Fin didn’t have anywhere to go back to.

But the law didn’t care about that, like it didn’t care about him.

But I did, and I couldn’t risk it.

Goddamn it.

“I don’t have him, but I’ll get him,” I told James roughly. “If I have Fin out to help me.”

“Dory—”

“He has more contacts in that world than I’ll ever have. He’s how I found him this time, remember? And he won’t help you, no matter what you threaten him with. He won’t rat out a fellow troll.”

James was silent for a long moment. “Forty-eight hours. Then I’m bringing him in. And I’m not bluffing.”

Fuck.





Chapter Forty




A short time later, I was facing the door to a sleek Manhattan apartment, feeling more than a little out of place. I had no makeup, my coiffure was a style I like to call drove-with-the-top-down, and I still had on the rumpled old sweats. Now paired with muddy gardening sandals because I’d swapped with Claire so she wouldn’t slip on the rocks.

None of which should have mattered, since Horatiu is blind as a bat.

But it wasn’t Horatiu who answered the door.

And promptly slammed it in my face.

Or, to be more precise, tried to. But while Kit Marlowe is fast, so am I. And I got a muddy Croc in the door before he could shut it entirely.

Angry brown eyes glared at me through the minuscule opening. “Go. Away.”

“Fuck. You.” I gave a little push.

And was gratified to note that Marlowe had to exert effort to keep me out. I also noticed that he was in a tux, which was unusual because he had almost as much fashion sense as me.
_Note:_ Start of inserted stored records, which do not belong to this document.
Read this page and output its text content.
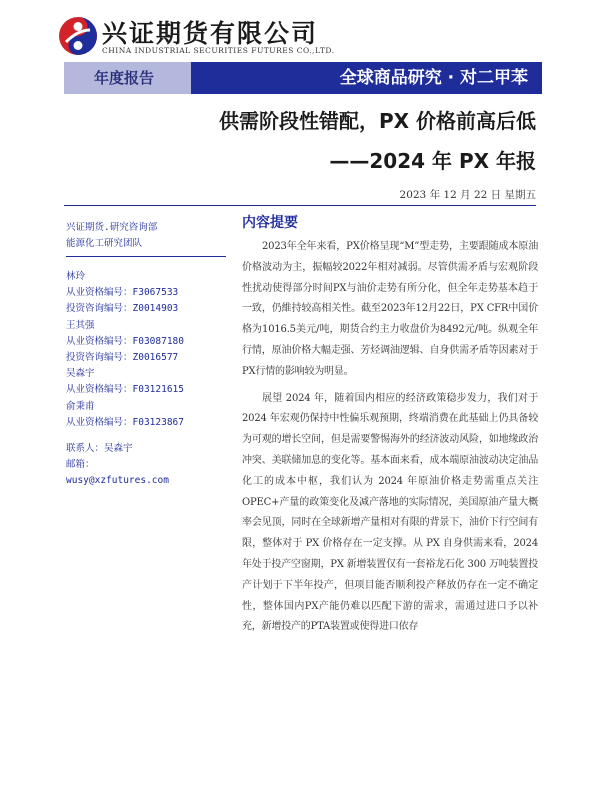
兴证期货有限公司
CHINA INDUSTRIAL SECURITIES FUTURES CO.,LTD.
年度报告	全球商品研究 · 对二甲苯
供需阶段性错配，PX 价格前高后低
——2024 年 PX 年报
2023 年 12 月 22 日 星期五
兴证期货.研究咨询部
能源化工研究团队
林玲
从业资格编号：F3067533
投资咨询编号：Z0014903
王其强
从业资格编号：F03087180
投资咨询编号：Z0016577
吴森宇
从业资格编号：F03121615
俞秉甫
从业资格编号：F03123867
联系人：吴森宇
邮箱：
wusy@xzfutures.com
内容提要

2023年全年来看，PX价格呈现“M”型走势，主要跟随成本原油价格波动为主，振幅较2022年相对减弱。尽管供需矛盾与宏观阶段性扰动使得部分时间PX与油价走势有所分化，但全年走势基本趋于一致，仍維持较高相关性。截至2023年12月22日，PX CFR中国价格为1016.5美元/吨，期货合约主力收盘价为8492元/吨。纵观全年行情，原油价格大幅走强、芳烃调油逻辑、自身供需矛盾等因素对于PX行情的影响较为明显。

展望 2024 年，随着国内相应的经济政策稳步发力，我们对于 2024 年宏观仍保持中性偏乐观预期，终端消费在此基础上仍具备较为可观的增长空间，但是需要警惕海外的经济波动风险，如地缘政治冲突、美联储加息的变化等。基本面来看，成本端原油波动决定油品化工的成本中枢，我们认为 2024 年原油价格走势需重点关注 OPEC+产量的政策变化及减产落地的实际情况，美国原油产量大概率会见顶，同时在全球新增产量相对有限的背景下，油价下行空间有限，整体对于 PX 价格存在一定支撑。从 PX 自身供需来看，2024 年处于投产空窗期，PX 新增装置仅有一套裕龙石化 300 万吨装置投产计划于下半年投产，但项目能否顺利投产释放仍存在一定不确定性，整体国内PX产能仍难以匹配下游的需求，需通过进口予以补充，新增投产的PTA装置或使得进口依存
But somebody, probably his long-suffering family, had wrangled him into a sleek black number anyway, trimmed the Elizabethan-era goatee he’d had since it was originally fashionable, and tried to do something with the dark brown ratty-looking curls.

The latter had been slicked down with some sort of pomade, but they didn’t behave any better than their master, and had sprung back up again. The result was wet ratty-looking curls, which wasn’t an improvement, but I couldn’t talk at the moment. Or do much of anything else, because he was really determined that I not get through that door.

Which was ridiculous, since I had more reason to be here than he did!

“This is my father’s apartment,” I reminded him. It was Mircea’s condo in the city, originally purchased, I suspected, for times when he couldn’t deal with the consul anymore. Being a diplomat includes knowing when to get away so you don’t strangle somebody to death, like Marlowe looked like he wanted to do to me.

“He isn’t here!”

“I’m not looking for him. I’m looking for Louis-Cesare—”

“He isn’t here, either.”

“You haven’t heard from him?”

I didn’t get an answer that time, probably because Marlowe was busy.